Born to Albert Stearns Billings and Abbie Althea Billings (née Park) in Omaha, Nebraska, Asa Billings attended Omaha High School. He began working part-time at the local electrical plant at the age of 14. He attended Harvard University where he received a bachelor's degree in 1895 and a master's degree in 1896. He was awarded a Bowdoin prize and $100 (about $3100 in 2020, when adjusted for inflation) for his senior class dissertation. He married Edna Peabody in New York City on December 17, 1900, and their son Asa White Kenney Billings Jr. was born on September 20, 1901. Later in life he was married to Josephine J. Billings, and other children included Mary Warner and John J.

After graduating, he worked on electrical projects in many different locations around the world, including Pittsburgh and Cuba. He worked for Frederick Stark Pearson on projects in Texas and the Catalan Pyrenees, in the Barcelona Traction project. Upon the entry of the United States into World War I, he joined the civil engineering corps of the US Navy, and for his services received the Navy Cross for "supervision of construction work of naval air stations in Europe", and the chevalier rank of the Légion d'honneur.

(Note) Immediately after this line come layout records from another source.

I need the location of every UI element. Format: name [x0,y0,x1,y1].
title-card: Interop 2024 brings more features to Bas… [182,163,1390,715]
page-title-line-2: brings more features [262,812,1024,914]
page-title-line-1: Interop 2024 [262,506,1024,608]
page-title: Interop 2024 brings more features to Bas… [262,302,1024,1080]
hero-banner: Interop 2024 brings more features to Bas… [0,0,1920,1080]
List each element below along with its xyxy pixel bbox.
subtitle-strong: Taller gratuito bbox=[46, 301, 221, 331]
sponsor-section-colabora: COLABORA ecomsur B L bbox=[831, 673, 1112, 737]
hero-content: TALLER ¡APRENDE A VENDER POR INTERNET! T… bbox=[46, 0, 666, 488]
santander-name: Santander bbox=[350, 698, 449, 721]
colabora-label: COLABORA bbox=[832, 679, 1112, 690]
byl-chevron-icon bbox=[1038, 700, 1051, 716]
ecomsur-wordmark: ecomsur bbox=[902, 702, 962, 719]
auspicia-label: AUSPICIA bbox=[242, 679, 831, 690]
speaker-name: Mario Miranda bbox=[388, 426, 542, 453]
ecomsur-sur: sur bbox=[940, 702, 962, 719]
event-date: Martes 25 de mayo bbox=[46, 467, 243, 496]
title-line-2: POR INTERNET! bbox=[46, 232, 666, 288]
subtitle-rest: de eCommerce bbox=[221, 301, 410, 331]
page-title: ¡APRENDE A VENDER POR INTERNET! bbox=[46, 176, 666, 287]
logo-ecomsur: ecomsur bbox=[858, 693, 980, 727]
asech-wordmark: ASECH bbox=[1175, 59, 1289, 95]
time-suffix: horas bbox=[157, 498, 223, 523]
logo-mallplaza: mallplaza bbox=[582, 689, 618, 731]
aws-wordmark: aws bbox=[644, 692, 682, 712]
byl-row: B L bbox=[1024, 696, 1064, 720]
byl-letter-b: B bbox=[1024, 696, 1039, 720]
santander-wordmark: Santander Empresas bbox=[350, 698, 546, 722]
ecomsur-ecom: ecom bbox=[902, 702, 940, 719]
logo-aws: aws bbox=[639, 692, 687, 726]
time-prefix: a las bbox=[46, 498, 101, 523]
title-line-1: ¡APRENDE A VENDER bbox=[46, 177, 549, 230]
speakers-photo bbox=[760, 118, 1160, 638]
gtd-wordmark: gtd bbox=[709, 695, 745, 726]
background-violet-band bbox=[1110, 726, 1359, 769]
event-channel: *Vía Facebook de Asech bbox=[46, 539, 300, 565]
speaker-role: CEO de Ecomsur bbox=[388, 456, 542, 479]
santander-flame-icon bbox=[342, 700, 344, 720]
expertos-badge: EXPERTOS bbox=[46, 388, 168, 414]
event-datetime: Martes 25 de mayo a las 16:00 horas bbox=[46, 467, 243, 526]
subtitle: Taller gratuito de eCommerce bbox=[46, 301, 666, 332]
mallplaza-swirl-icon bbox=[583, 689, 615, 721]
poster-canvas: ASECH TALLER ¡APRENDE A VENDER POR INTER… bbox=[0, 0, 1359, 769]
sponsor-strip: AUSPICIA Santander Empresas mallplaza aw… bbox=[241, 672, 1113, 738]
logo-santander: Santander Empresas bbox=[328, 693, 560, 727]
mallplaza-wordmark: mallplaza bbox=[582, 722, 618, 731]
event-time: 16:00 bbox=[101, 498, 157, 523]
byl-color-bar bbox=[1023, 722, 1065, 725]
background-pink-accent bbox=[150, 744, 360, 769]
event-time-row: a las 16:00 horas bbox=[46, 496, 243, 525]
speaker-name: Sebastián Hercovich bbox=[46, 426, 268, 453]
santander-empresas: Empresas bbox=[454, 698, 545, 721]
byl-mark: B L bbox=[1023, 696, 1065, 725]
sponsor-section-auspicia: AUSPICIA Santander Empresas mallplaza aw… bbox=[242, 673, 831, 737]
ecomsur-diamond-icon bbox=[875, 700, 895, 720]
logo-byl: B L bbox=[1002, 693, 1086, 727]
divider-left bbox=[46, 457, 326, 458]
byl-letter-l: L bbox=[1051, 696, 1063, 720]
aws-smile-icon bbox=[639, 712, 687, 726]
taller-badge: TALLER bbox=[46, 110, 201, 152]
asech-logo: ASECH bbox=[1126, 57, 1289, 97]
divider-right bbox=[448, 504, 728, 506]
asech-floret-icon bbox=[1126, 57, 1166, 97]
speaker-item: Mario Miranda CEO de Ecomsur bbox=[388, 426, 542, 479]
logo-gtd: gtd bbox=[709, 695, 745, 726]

In February 1922 he arrived in Brazil, where he would spend all but the last few months of the rest of his life. He worked for the "Light" company (Brazilian Traction, Light and Power Company, later known as Brascan), which operated the São Paulo Tramway, Light & Power Company, Ltd. and Rio de Janeiro Tramway, Light & Power Company, Ltd., and set to work creating hydroelectric power projects for the benefit of São Paulo and Rio de Janeiro. After some initial projects, in 1927 he planned and oversaw the construction of a dam across the Rio Grande (today known as the Rio Pinheiros) in São Paulo. Completed between 1935 and 1937, it created the 127 km^{2} reservoir (Represa Billings) that today bears his name. He continued to work on subsequent phases of this and similar hydroelectric projects, continually adding to the hydroelectric power capacity of both São Paulo and Rio de Janeiro. In 1944 he became president of the "Light" company, and retired in 1946.

He received an honorary electrical engineering degree from Tufts University in 1929. In 1936, he was invited to give a lecture to the Institution of Civil Engineers in London on "Water-Power in Brazil", which was published and used for teaching purposes. In 1947, he became an honorary member of the American Society of Civil Engineers. In 1946, he was awarded the commander (comendador) rank of the Order of the Southern Cross, the highest civilian award given to foreigners by Brazil.

On May 12, 1949, during a ceremony which he attended, the Represa Rio Grande was renamed Represa Billings in his honor. Soon after, he left Brazil for La Jolla, California, where he died a few months later in November 1949.

The Avenida Engenheiro Billings ("Engineer Billings Avenue") in central São Paulo is named for him.